Başkanın yerel değil de evrensel bir figür olmasının ne denli değerli olduğunu en az üçüncü kez bizzat yaşayarak test etmiş bir camiayız…
*
Aralık 2015…
Timsah Arena, Cumhurbaşkanı Recep Tayyip Erdoğan tarafından açılıyor… Başlama vuruşunu bizzat o yapıyor.
Yanında, yöresinde onlarca insan.
Olması gereken yok ama…
Bursaspor Kulübü’nün ‘1’ numarasını stada bile sokmuyordu korumalar, rica minnet protokol tribününe girebildi.
*
Levent Kızıl…
Zor zamanda, giydiği ateşten gömleği bile bu kadar mı iyi taşır bir insan!
Meteliğe kurşun atacak haldeydik ama kurşun almaya bile paramız yoktu.
Birbirinden ünlü ulusal/global firmaların sponsorluğunu kulübe taşıdı.
Yerel değildi…
İngiltere kraliçesi ile karşılıklı kadeh kaldıran biri nasıl yerel kalabilirdi ki!
Şahane bir kadro kurup, en doğru teknik adamı getirdi ve Bursa’yı da kucaklayan o sempatik dev adam, bizi düştüğümüz çukurdan ‘zınk’ diye çekti, çıkardı…
*
İbrahim Yazıcı…
2010’daki şampiyonluğun diplomalı mimarı!

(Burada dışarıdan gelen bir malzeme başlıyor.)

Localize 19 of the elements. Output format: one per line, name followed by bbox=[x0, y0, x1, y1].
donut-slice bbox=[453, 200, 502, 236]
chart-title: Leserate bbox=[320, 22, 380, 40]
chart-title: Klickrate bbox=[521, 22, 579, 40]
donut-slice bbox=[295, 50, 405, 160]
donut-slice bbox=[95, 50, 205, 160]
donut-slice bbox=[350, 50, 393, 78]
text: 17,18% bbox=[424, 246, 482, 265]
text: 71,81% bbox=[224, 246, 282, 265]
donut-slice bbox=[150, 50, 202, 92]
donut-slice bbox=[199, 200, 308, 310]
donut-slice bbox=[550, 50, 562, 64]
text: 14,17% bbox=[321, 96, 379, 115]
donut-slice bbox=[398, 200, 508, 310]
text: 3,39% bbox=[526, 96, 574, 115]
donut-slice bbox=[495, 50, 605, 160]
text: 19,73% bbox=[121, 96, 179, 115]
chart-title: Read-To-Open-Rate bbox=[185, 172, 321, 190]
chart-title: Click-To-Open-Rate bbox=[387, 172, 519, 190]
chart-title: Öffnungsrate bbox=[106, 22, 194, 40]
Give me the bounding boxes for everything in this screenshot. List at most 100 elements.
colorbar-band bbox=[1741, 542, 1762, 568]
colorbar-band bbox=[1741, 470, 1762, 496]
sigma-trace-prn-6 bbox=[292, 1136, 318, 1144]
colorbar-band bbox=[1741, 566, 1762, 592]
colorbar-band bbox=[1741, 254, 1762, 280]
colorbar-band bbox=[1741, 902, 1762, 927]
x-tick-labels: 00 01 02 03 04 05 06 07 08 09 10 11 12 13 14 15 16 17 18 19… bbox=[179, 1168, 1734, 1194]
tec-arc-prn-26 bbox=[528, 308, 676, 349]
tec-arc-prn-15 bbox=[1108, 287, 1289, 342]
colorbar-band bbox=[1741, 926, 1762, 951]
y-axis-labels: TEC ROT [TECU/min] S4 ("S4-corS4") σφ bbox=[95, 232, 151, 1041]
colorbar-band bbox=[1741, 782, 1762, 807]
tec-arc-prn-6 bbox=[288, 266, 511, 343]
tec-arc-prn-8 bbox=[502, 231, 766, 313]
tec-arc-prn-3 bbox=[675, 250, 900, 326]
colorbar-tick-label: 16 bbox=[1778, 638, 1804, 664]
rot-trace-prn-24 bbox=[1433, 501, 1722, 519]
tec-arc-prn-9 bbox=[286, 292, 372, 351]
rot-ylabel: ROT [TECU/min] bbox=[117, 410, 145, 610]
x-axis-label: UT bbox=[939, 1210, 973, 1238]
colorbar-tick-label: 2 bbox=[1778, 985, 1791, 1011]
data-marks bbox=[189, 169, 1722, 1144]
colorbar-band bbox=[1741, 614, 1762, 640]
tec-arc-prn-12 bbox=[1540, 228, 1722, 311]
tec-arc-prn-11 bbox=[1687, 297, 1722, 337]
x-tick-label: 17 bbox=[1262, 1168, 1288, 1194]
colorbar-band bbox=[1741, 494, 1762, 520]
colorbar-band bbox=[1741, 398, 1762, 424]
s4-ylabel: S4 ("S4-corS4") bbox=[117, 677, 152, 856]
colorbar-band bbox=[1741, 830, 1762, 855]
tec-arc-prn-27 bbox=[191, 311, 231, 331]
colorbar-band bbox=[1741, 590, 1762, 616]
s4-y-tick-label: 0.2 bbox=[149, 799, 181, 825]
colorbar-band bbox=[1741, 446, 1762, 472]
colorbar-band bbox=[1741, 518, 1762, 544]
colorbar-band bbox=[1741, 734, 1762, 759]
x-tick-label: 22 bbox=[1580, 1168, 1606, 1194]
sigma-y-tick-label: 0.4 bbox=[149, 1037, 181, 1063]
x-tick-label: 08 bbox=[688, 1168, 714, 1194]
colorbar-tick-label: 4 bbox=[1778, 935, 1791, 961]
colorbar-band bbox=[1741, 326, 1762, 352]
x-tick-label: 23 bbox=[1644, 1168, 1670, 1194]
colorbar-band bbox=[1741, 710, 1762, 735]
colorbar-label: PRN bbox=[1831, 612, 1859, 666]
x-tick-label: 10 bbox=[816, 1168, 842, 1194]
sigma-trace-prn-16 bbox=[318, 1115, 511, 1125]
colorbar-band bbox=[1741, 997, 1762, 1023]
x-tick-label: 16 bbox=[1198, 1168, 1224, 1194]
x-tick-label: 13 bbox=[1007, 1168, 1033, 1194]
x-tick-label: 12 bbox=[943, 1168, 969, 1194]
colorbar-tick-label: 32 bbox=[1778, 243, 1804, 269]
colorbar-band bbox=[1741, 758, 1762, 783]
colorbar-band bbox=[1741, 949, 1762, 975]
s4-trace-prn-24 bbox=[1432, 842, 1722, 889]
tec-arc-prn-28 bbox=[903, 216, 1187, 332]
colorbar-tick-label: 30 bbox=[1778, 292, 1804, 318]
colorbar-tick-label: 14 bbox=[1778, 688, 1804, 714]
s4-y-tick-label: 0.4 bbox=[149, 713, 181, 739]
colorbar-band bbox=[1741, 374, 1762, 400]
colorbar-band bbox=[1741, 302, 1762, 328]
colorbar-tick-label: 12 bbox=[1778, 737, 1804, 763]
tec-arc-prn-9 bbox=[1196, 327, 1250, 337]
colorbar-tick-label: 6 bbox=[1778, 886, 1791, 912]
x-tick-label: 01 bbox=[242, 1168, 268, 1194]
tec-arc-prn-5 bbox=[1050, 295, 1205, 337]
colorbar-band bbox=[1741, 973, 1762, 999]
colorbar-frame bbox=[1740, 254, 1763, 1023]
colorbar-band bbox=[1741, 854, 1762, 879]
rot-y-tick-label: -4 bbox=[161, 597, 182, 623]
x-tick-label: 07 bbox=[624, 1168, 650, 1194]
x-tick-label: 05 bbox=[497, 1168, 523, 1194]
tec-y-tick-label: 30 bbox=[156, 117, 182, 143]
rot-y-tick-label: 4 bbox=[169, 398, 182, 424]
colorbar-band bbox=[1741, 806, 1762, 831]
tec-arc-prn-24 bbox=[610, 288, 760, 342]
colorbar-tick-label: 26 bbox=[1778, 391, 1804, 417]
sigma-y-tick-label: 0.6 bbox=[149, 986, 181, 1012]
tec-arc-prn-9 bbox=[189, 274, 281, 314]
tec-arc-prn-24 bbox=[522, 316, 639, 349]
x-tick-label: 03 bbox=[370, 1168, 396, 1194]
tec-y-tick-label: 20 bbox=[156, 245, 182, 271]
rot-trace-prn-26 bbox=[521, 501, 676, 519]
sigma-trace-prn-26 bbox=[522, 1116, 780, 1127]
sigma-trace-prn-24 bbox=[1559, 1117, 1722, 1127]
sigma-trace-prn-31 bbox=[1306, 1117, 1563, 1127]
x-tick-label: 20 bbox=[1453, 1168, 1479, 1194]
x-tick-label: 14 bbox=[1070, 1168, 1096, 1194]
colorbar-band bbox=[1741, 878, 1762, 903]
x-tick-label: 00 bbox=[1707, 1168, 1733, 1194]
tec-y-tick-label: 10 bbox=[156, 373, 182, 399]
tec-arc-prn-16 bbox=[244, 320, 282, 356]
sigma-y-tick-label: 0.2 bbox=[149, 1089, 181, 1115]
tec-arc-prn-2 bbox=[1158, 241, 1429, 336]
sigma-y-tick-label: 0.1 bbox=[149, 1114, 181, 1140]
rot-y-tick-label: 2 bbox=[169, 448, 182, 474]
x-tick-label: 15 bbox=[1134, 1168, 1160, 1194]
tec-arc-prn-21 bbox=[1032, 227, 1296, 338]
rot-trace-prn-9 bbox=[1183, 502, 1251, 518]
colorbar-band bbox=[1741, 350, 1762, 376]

Milletin en derin uykuda bile görmeyi beceremediği şampiyonluk rüyasını gerçeğe dönüştürdü.
Kıt kaynakların ustaca kullanımı konusundaki başarısı, akademilerde ders niteliğinde araştırılmalı, okutulmalı.
O sene yaptıkları, altyapıyı süper lige kadar taşıdığı süreçte başardıklarını gölgede bıraksa da, o iş bence şapkadan çıkardığı en büyük tavşandır…
Yerelden ulusala uzanan çok geniş bir hinterlanda sahipti.
*
Ve şimdi Enes Çelik…
Bursa’nın evliyaları Arap şeyhlerinden birine görünse de bizi bu borç batağından kurtarsa diye mucize beklerken, koca bir camiayı bir yıl dolmadan; magmadan stratosfere doğru uçurdu, zihinsel bir devrim gerçekleştirdi.
Profesyonelliğin en alt seviyesindeki bu şampiyonluk, onun hayal perdesinin güpüründeki dikiş bile değil…
O kadar çok söylenmemiş söz var ki onun için, bugün konumuz bu değil diye erteliyorum şimdilik.
Soyadının yanına kendi özgül ağırlığını koyunca kilitli bütün kapıları birer birer açan bir gönül çilingirine dönüşüverdi.
Bu kulübü tekrar Avrupa’ya götüreceğine söz vermiş olsa da, sabırsızlığı malum, bir kaç sene daha beklemektense Avrupa’yı, hatta dünyayı Bursa’ya getireyim deyiverdi…
Nasıl yaptı bunu?
Mahmut Orhan’la…
O ne geceydi yarabbi!
Şimdi düşünüyorum da;
Süper lige çıktığımızda böyle bir gece yapılırsa, sahnede kim olabilir ki?
Sanata ve sanatçıya saygım büyük.
Biz maksimum Ebru Gündeş’le coşmuşken, o da playback;
Yeni sezon formasını da havuz başında bir kaç güzel kıza giydirmek suretiyle tanıtım yaparken, şimdi formayla Mahmut Orhan’ın sırtında tanışmak ne büyük bir ayrıcalık.
Yeri gelmişken, söylemesem olmaz…
Formaları beğenmeyenler olmuş.
Be arkadaş…
Duyan da Gucci’den giyindiğinizi zanneder.
Hadi diyelim haklısınız;
O formanın içindekinin hiç mi hatrı yok.